Sancho avait entendu tout cela; il se dit tout bas à lui-même:
«Ce mien maître, quand je parle de choses moelleuses et substantielles, a coutume de dire que je pourrais prendre une chaire à la main et aller par le monde prêchant de jolis sermons; eh bien! moi je dis de lui que, lorsqu’il se met à enfiler des sentences et à donner des conseils, non-seulement il peut prendre une chaire à la main, mais deux à chaque doigt, et s’en aller de place en place prêcher à bouche que veux-tu. Diable soit de lui pour chevalier errant, quand on sait tant de choses! Je m’imaginais en mon âme qu’il ne savait rien de plus que ce qui avait rapport à ses chevaleries; mais il n’y a pas une chose où il ne puisse piquer sa fourchette.»
Sancho murmurait ce monologue entre ses dents, et son maître, l’ayant entre-ouï, lui demanda:
«Que murmures-tu là, Sancho?
– Je ne dis rien, et ne murmure de rien, répondit Sancho; j’étais seulement à me dire en moi-même que j’aurais bien voulu entendre ce que vient de dire Votre Grâce avant de me marier. Peut-être dirais-je à présent que le bœuf détaché se lèche plus à l’aise.
– Comment! ta Thérèse est méchante à ce point, Sancho? reprit don Quichotte.
– Elle n’est pas très-méchante, répliqua Sancho; mais elle n’est pas non plus très-bonne; du moins elle n’est pas aussi bonne que je le voudrais.
– Tu fais mal, Sancho, continua don Quichotte, de mal parler de ta femme, car enfin elle est la mère de tes enfants.

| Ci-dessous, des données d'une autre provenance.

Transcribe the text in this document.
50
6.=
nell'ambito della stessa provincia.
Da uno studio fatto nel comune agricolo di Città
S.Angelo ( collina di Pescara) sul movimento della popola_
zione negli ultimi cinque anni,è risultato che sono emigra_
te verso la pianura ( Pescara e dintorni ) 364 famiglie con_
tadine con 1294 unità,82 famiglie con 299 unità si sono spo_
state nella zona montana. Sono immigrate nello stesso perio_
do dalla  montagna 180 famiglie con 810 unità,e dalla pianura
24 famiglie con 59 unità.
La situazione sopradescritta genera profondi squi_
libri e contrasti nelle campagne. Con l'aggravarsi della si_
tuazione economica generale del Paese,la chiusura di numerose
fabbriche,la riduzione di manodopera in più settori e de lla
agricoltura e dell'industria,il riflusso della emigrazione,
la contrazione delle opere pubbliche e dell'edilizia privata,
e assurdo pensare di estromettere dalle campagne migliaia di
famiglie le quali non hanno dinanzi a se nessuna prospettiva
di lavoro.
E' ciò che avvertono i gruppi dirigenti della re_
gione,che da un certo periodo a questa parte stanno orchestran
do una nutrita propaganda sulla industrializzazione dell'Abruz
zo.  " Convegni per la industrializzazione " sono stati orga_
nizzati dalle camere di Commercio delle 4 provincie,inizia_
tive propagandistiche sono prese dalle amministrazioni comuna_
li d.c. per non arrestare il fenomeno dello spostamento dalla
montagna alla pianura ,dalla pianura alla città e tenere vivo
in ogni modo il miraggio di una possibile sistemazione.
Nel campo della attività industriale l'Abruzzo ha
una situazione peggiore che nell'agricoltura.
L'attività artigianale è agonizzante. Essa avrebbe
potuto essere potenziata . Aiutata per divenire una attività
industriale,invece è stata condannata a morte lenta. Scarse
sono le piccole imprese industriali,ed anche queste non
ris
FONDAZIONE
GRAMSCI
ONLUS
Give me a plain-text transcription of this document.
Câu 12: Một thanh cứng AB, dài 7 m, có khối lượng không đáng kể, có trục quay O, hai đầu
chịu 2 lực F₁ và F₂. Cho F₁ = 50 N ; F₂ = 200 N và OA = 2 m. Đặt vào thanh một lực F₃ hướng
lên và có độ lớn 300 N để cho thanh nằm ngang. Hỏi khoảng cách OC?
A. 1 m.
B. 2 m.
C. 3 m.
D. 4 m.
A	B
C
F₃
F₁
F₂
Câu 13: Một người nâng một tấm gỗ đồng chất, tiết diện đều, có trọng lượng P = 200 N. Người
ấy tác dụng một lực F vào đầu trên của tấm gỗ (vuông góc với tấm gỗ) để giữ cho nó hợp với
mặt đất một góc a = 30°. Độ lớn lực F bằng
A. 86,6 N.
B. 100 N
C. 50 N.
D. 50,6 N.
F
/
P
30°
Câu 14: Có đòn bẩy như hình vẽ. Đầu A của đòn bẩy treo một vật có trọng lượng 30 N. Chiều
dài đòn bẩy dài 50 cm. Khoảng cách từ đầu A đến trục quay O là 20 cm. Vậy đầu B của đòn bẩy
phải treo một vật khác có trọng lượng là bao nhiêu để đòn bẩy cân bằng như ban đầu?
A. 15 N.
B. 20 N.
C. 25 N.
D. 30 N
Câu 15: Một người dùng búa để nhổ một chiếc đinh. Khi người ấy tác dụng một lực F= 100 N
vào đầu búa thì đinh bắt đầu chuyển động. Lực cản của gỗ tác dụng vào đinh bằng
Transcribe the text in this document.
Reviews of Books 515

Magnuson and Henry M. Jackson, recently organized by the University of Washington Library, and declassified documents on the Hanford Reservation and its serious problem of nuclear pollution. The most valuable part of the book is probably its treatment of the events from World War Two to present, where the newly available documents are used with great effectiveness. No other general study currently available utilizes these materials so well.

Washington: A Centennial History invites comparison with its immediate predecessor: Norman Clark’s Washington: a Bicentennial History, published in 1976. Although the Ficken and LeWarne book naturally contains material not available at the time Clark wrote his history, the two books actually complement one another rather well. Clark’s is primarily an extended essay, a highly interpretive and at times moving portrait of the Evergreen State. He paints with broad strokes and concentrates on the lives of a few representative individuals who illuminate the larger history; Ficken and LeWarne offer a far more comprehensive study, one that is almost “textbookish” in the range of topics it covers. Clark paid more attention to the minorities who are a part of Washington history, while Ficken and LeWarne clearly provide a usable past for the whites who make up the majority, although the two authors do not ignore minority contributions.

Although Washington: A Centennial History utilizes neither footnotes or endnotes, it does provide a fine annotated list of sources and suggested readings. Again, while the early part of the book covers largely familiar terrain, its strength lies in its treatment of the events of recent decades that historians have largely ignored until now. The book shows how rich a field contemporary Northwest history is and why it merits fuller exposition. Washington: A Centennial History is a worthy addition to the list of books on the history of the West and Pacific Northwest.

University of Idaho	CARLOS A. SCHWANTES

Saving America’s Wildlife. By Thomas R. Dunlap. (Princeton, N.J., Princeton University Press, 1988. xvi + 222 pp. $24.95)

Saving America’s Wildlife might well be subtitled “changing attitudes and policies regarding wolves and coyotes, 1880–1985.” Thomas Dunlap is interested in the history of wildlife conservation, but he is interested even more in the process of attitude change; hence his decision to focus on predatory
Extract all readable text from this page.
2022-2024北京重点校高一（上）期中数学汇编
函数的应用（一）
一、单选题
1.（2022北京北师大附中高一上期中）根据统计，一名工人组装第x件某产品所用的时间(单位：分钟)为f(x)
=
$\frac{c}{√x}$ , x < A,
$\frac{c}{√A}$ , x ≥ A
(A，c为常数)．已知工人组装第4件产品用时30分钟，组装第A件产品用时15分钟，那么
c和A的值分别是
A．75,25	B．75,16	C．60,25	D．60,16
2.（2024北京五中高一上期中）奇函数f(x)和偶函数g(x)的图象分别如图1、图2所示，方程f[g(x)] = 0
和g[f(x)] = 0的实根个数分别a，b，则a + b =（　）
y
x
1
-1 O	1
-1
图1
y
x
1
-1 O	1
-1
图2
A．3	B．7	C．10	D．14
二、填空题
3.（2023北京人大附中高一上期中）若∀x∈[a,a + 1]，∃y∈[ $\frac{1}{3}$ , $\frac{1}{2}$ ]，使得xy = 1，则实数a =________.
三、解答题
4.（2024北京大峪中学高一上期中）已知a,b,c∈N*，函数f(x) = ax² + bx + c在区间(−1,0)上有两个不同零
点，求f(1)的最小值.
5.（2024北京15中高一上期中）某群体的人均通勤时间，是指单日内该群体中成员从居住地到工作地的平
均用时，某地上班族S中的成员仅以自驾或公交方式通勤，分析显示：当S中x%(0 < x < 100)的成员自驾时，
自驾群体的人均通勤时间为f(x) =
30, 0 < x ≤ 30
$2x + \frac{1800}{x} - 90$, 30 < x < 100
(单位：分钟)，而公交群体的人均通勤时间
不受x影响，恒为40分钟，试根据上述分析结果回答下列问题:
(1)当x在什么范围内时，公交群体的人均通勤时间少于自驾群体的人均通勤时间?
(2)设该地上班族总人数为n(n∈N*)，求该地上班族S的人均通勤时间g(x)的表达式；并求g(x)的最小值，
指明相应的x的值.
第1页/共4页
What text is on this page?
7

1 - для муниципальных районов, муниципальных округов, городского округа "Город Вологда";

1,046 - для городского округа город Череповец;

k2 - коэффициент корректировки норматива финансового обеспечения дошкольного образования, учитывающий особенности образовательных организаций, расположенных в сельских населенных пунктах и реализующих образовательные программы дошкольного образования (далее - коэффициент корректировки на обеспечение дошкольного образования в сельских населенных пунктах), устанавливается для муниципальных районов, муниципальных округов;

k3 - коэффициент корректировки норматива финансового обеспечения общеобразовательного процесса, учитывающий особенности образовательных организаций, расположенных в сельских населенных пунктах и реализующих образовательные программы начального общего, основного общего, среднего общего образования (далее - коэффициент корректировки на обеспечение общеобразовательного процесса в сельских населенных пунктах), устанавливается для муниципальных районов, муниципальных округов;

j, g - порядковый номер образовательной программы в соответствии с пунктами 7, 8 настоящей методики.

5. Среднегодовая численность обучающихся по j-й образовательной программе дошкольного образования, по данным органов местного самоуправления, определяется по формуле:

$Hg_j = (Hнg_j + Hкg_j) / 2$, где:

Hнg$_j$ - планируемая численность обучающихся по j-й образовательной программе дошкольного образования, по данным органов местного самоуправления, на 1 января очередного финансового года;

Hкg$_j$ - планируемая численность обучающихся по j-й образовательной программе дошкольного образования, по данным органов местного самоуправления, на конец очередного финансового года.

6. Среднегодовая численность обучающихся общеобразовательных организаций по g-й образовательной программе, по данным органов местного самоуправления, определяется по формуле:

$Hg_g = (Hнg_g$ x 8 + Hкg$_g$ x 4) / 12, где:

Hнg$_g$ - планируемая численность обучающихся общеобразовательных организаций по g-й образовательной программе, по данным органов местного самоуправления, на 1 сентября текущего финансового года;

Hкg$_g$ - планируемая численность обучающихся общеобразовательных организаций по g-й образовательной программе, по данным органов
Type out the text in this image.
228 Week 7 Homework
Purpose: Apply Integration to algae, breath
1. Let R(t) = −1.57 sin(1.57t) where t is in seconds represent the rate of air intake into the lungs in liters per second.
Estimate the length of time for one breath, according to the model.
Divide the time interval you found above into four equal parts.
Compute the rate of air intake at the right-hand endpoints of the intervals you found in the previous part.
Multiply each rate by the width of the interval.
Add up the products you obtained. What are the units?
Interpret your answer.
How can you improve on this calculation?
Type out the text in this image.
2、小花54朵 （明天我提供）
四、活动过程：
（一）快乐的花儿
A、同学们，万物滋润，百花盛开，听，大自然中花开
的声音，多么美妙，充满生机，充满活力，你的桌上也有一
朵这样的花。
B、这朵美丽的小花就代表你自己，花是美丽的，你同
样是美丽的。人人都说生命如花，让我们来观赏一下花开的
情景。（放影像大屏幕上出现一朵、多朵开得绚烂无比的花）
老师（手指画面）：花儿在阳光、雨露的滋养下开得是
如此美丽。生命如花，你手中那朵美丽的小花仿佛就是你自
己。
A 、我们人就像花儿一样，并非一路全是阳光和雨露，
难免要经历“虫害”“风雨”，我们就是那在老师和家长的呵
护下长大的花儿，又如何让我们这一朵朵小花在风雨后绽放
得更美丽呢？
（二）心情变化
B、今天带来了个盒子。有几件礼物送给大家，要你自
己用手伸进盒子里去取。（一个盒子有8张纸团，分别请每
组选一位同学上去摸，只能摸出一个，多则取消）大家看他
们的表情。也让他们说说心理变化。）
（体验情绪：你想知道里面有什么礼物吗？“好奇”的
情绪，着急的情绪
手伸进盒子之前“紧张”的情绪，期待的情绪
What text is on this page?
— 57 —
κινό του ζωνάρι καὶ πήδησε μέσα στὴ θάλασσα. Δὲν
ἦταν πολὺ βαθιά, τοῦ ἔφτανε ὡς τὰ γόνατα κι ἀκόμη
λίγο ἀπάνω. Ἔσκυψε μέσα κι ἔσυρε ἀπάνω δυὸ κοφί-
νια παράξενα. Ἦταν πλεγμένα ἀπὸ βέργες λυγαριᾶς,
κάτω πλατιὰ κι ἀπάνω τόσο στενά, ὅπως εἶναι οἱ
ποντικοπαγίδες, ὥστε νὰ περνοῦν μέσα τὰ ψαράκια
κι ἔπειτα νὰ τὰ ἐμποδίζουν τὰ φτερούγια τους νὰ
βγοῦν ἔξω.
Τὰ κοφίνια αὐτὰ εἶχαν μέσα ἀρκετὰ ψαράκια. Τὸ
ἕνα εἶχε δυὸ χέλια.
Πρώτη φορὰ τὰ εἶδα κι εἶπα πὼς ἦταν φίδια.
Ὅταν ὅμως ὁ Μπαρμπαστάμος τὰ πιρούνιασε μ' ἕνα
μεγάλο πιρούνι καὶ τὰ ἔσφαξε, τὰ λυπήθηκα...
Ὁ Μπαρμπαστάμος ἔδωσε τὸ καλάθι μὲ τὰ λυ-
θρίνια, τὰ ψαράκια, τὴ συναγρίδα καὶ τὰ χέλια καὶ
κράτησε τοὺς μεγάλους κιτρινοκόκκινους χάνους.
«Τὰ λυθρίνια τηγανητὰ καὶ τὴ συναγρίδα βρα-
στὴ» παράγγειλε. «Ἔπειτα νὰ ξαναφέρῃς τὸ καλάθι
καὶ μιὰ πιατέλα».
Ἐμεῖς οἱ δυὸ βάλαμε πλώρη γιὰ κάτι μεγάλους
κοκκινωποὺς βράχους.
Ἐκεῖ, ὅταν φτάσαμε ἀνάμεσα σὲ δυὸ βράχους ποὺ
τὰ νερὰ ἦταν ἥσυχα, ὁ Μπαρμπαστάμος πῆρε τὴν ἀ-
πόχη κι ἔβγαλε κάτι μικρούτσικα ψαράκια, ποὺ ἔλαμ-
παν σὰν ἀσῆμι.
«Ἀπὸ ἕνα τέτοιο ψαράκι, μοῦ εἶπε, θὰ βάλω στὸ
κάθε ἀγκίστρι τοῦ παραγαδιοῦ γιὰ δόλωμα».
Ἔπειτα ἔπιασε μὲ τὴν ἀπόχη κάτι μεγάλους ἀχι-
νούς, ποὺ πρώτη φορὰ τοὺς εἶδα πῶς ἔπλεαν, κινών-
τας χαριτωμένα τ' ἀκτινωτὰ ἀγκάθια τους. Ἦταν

– Oh! nous ne nous devons rien, répondit Sancho; elle ne parle pas mieux de moi quand la fantaisie lui en prend, et surtout quand elle est jalouse; car alors Satan même ne la souffrirait pas.»
Finalement, maître et valet restèrent trois jours chez les mariés, où ils furent servis et traités comme des rois. Don Quichotte pria le licencié maître en escrime de lui donner un guide qui le conduisît à la caverne de Montésinos, ayant grand désir d’y entrer et de voir par ses propres yeux si toutes les merveilles que l’on en contait dans les environs étaient véritables. Le licencié répondit qu’il lui donnerait pour guide un sien cousin, fameux étudiant et grand amateur de livres de chevalerie, qui le mènerait très-volontiers jusqu’à la bouche de la caverne, et lui ferait voir aussi les lagunes de Ruidéra, célèbres dans toute la Manche et même dans toute l’Espagne.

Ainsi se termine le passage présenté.